Fresh terrain—the late John Hartford's "Gentle on My Mind" referred to "the wheat fields and the clotheslines and the junkyards and the highways [that] come between us"— nourishes a musician; it's the fertile ground. If only Nashville could appreciate it. Too much of mainstream country music lies off the beaten path. Away from the music industry's interstate highways—bordered by their very own shopping malls, convenience stores, and fastfood franchises—there's so much to experience.

 

 

 

 

Waiting for Jack Ingram

 

Fort Worth, Texas I December 2003

 

The interview is supposed to be sometime around 4:00 p.m. at the sound check. Onstage at Billy Bob's Texas, the Fort Worth honkytonk that includes, among other things, hon-est-to-gosh bull riding on the side.

Jack Ingram packs them in at Billy Bob's.

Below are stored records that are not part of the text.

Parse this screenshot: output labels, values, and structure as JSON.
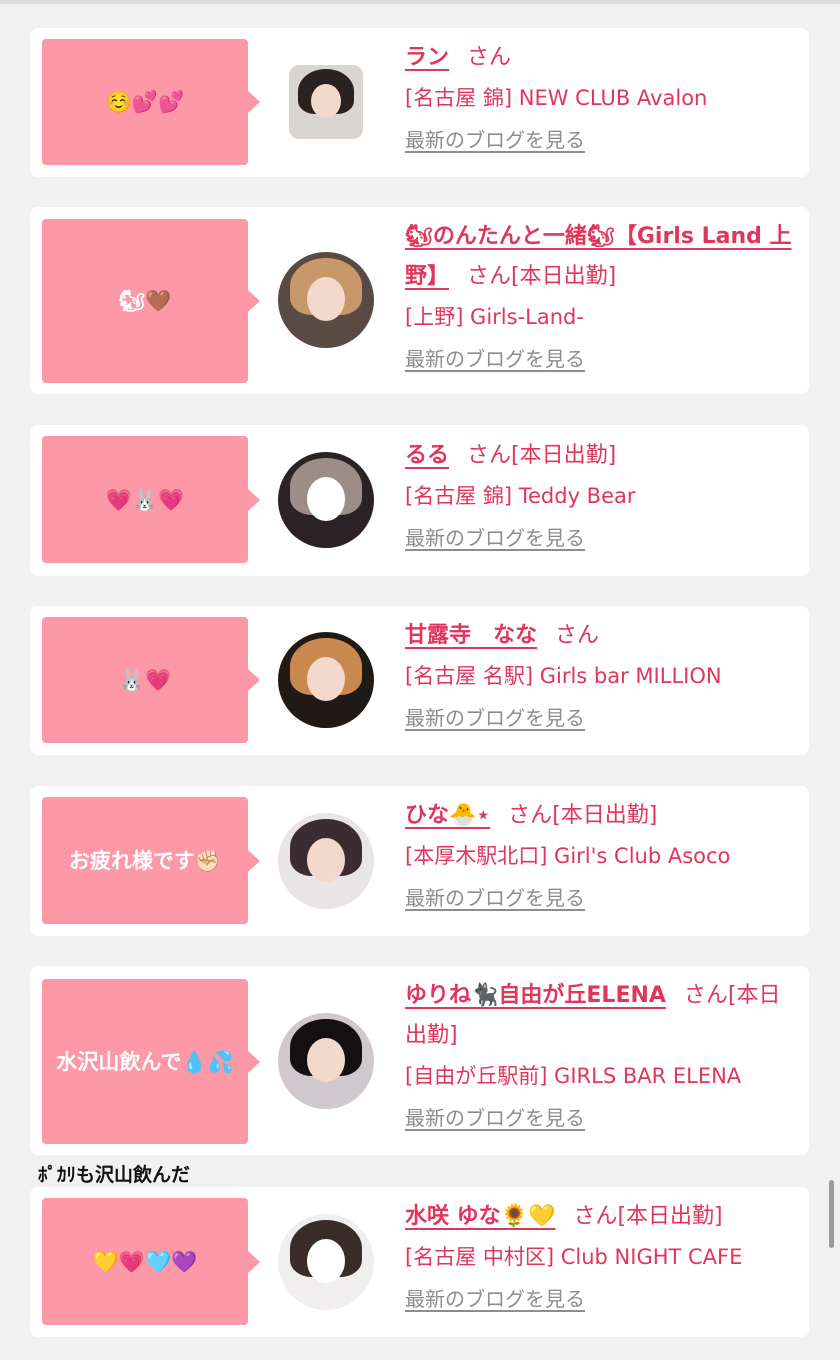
{
  "cards": [
    {
      "bubble_text": "☺️💕💕",
      "name": "ラン",
      "suffix": "さん",
      "status": "",
      "shop": "[名古屋 錦] NEW CLUB Avalon",
      "blog_link": "最新のブログを見る",
      "avatar_style": "square",
      "avatar_colors": [
        "#d9d5d2",
        "#2a2220"
      ]
    },
    {
      "bubble_text": "🐿🤎",
      "name": "🐿のんたんと一緒🐿【Girls Land 上野】",
      "suffix": "さん",
      "status": "[本日出勤]",
      "shop": "[上野] Girls-Land-",
      "blog_link": "最新のブログを見る",
      "avatar_style": "circle",
      "avatar_colors": [
        "#5a4a44",
        "#c9986a"
      ]
    },
    {
      "bubble_text": "💗🐰💗",
      "name": "るる",
      "suffix": "さん",
      "status": "[本日出勤]",
      "shop": "[名古屋 錦] Teddy Bear",
      "blog_link": "最新のブログを見る",
      "avatar_style": "circle",
      "avatar_colors": [
        "#2b2226",
        "#9c8e87"
      ]
    },
    {
      "bubble_text": "🐰💗",
      "name": "甘露寺　なな",
      "suffix": "さん",
      "status": "",
      "shop": "[名古屋 名駅] Girls bar MILLION",
      "blog_link": "最新のブログを見る",
      "avatar_style": "circle",
      "avatar_colors": [
        "#1f1a16",
        "#c8884e"
      ]
    },
    {
      "bubble_text": "お疲れ様です✊🏻",
      "name": "ひな🐣⋆",
      "suffix": "さん",
      "status": "[本日出勤]",
      "shop": "[本厚木駅北口] Girl's Club Asoco",
      "blog_link": "最新のブログを見る",
      "avatar_style": "circle",
      "avatar_colors": [
        "#e9e4e6",
        "#3a2c30"
      ]
    },
    {
      "bubble_text": "水沢山飲んで💧💦",
      "name": "ゆりね🐈‍⬛自由が丘ELENA",
      "suffix": "さん",
      "status": "[本日出勤]",
      "shop": "[自由が丘駅前] GIRLS BAR ELENA",
      "blog_link": "最新のブログを見る",
      "avatar_style": "circle",
      "avatar_colors": [
        "#cfc8cc",
        "#141012"
      ]
    },
    {
      "bubble_text": "💛💗🩵💜",
      "name": "水咲 ゆな🌻💛",
      "suffix": "さん",
      "status": "[本日出勤]",
      "shop": "[名古屋 中村区] Club NIGHT CAFE",
      "blog_link": "最新のブログを見る",
      "avatar_style": "circle",
      "avatar_colors": [
        "#f0eeee",
        "#3a2c2a"
      ]
    }
  ],
  "overflow_text": "ﾎﾟｶﾘも沢山飲んだ"
}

That's because Texas has a musical culture all its own. Ingram's big in Texas but virtually unknown in the rest of the country. That's really a shame because Jack Ingram rocks.

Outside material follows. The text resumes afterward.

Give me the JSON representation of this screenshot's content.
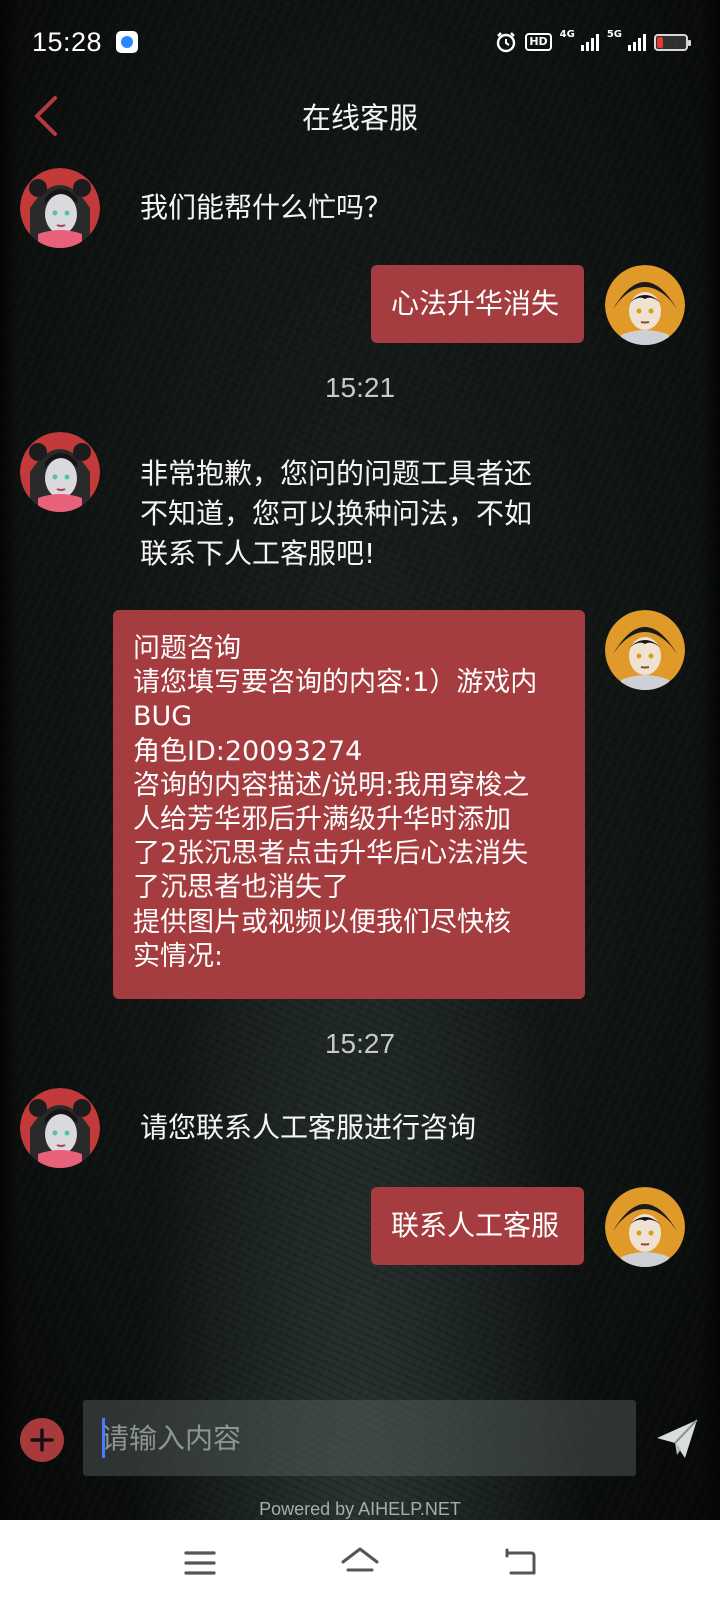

There's a delay while the swarthy guy manning the entrance checks to see if anyone back in the concert venue knows who the hell I am or whether the hell I'm supposed to be here. Apparently, someone thinks, yeah, maybe somebody wants to interview Jack.
I think I heard something about that, man. Let the dude back
.

So, I'm there. But Jack isn't. Supposedly, he missed a plane from El Paso. Or maybe there was a delay. Something went wrong. Turns out he'll be here in time for the show. The road manager says we'll work something out. For a while I watch Ingram's Beat Up Ford Band complete the sound check. They do Ingram songs—"Hey You," "Mustang Burn"—with someone else filling in on lead vocals, but then they just start screwing around, checking the sound with songs by ac/dc and God knows who else.

My grandmother raised me to be inherently cheap in a nitpicky sort of way, and I already paid to park outside Billy Bob's, and there's no way I'm going to leave and fork over five bucks for nothing again. So, I wind up wandering the Stockyards. For five hours.

There's a lot to amuse a person. A big horse show is going on at the "historic" rodeo arena. I grew up around horses, and even though I haven't ridden a horse in a decade or two, I sit around on this review stand and watch all the cowboys and cowgirls loping around, making sure their quarter horses are in the right leads, which is horse show lingo for the inside foot falling first at every stride of a canter. I guess you have to be in that world to understand the crucial importance of such things.

There are many women, dressed up in their cowgirl suits, pink hats, and sequined jackets and the like, and it strikes me that relatively few of them really know how to ride. Many of them are holding the reins too tightly. All the poor horse needs is the slightest flick of the wrist, but some of these girls seem intent on yanking the poor animal's teeth out. Too many of them are wouldbe beauty queens—I guarantee the teenage ones enter or have entered pageants at the local armadillo festival (Armadillo Days!)—and trophy wives. Some of them know what they're doing. I bet I can pick who wins based on the way they hold their reins, but I didn't come here to watch a horse show, so after an hour or so, I move on.

I look at the menus of a dozen restaurants, all posted behind glass outside the front door. I take a look at who's playing at the various clubs. I even hang out in one for a while, watching the afternoon act play to a mostly empty house and eventually leaving a couple of dollars in the mayonnaise jar at the front of the bandstand. It's a big mayonnaise jar, restaurant sized, but there's not much in it.

I browse in a bunch of shops and am mildly inclined to buy a piece of cowboy art to put up on the wall of my house. What dissuades me is the thought of trying to get it back to South Carolina. Too complicated. But I chuckle to think of the scene at the airline counter, in which I'm trying to explain myself. I guess they'd plaster a FRAGILE sticker on the back, which wouldn't prevent the harried employees of us Airways from "taking infield" with it out on the tarmac.